On Tue, Feb 10, 2015 at 11:10:22PM -0800, Paul Rogers wrote:
> Got 188 packages installed.  Next I guess it's the GTK path, getting to
> Firefox.  I'm using 15.0.1 now.  Looks like 24esr or 31.4esr should be
> my goal.  That's a bigger jump than I normally like to make.  I looked
> at the config.in for the prereqs.  Mostly the same, though in my
> experience there's usually a thing or two not in that list.  The BLFS
> I'm using for my LFS-7.2 recommends Pango-1.32, greater than the 1.14 or
> 1.22 they require, so thats good.  It also had me install sqlite-3.7.14.
> 24esr wants sqlite-3.7.17, and 31esr wants sqlite-3.8.4.2.  I don't
> suppose 3.7.17 should be a problem.  My question is, with this 7.2 and
> contemporaneous BLFS, will sqlite-3.8.4.2 be a "drop in"?  And will I
> have to go back and recompile everything already built for 3.7.14?  TIA.

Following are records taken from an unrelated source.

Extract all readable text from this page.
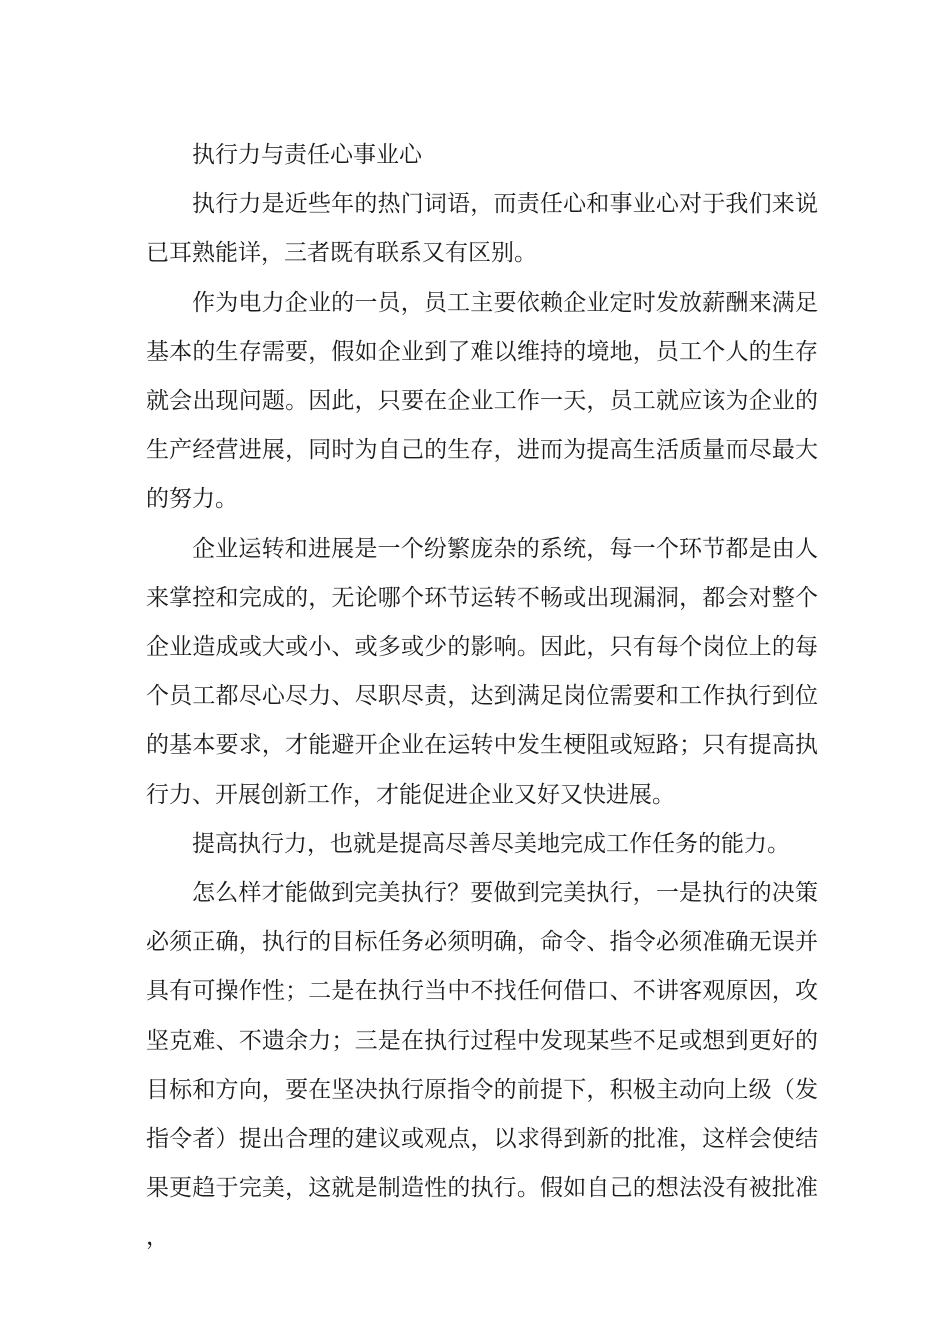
执行力与责任心事业心

执行力是近些年的热门词语，而责任心和事业心对于我们来说已耳熟能详，三者既有联系又有区别。

作为电力企业的一员，员工主要依赖企业定时发放薪酬来满足基本的生存需要，假如企业到了难以维持的境地，员工个人的生存就会出现问题。因此，只要在企业工作一天，员工就应该为企业的生产经营进展，同时为自己的生存，进而为提高生活质量而尽最大的努力。

企业运转和进展是一个纷繁庞杂的系统，每一个环节都是由人来掌控和完成的，无论哪个环节运转不畅或出现漏洞，都会对整个企业造成或大或小、或多或少的影响。因此，只有每个岗位上的每个员工都尽心尽力、尽职尽责，达到满足岗位需要和工作执行到位的基本要求，才能避开企业在运转中发生梗阻或短路；只有提高执行力、开展创新工作，才能促进企业又好又快进展。

提高执行力，也就是提高尽善尽美地完成工作任务的能力。

怎么样才能做到完美执行？要做到完美执行，一是执行的决策必须正确，执行的目标任务必须明确，命令、指令必须准确无误并具有可操作性；二是在执行当中不找任何借口、不讲客观原因，攻坚克难、不遗余力；三是在执行过程中发现某些不足或想到更好的目标和方向，要在坚决执行原指令的前提下，积极主动向上级（发指令者）提出合理的建议或观点，以求得到新的批准，这样会使结果更趋于完美，这就是制造性的执行。假如自己的想法没有被批准，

 188 packages - you've probably completed Xorg.  Latest fixes are
for the server (1.17.1, 1.16.4), thought to apply to all versions
since 1996 ;-)  But you are somebody who cares about security, so I
guess you are already on 1.16 (from memory, a small vulnerability
announced in the last year, and a huge swathe announced the year
before).

 Is firefox 24esr still supported ?  Actually, I've never seen the
point of the esr versions - in BLFS, particularly now that we have
dropped xulrunner, very little needs to be rebuilt for a newer
version of firefox.  I suppose things are different for people
using binary software.  Certainly, when I used to use early gnome-2
versions of epiphany which used gecko as the rendering engine I had
to rebuild them after each xulrunner update, and perhaps an esr
version might have avoided that - of course, epiphany went to webkit
years ago, and I stopped building it a long time ago after the
gnome-3 changes made each new version less useful to me.

 Some people update everything in their current system, for a true
rolling release.  Me, I only fix vulnerabilities or bugs which I
know and care about, so many things on my systems are in the
as-initially-built stage.  But there are a few BLFS things I always
update, of which the main one is firefox - and for that I often
update sqlite to current (that depends on the wording on the sqlite
home page for the current version), plus I update nss, nspr,
certificates - always to the current versions.  Compare that to
openssl where I keep within the same series when updating old
systems (so, I only recently got rid of my 0.9.8 script when I
labelled the last system using that as unmaintainable).

 Which means that _I_ have no qualms about dropping in the latest
sqlite3.  And although I have stopped maintaining my 7.2 system (the
glibc vulnerability - not worth my time to fix it), I don't think
its version of gcc had any particular issues with the firefox code
base (unlike LFS-7.0 and 7.1 where some experimentation was needed,
at least on x86_64).  Maintain and enjoy.

 Oh, and if your system predates libjpeg-turbo, have fun!  (for the
8.x version of the lib, the turbo solib is lower-numbered than the
version from jpegsrc, ldconfig will remake the symlink to point to
the higher version which causes issues with some forums in firefox -
thumbnails do not render - until you correct the symlinks.  If your
system does predate jpeg-turbo, I would be inclined to remove jpeg
and rebuild as necessary, fixing up the symlink after every install
while I am still building the system would get me down.  But I still
think that starting from a version of BLFS which is more than 2
years old is a waste of your time for desktop systems.

ĸen
-- 
Nanny Ogg usually went to bed early. After all, she was an old lady.
Sometimes she went to bed as early as 6 a.m.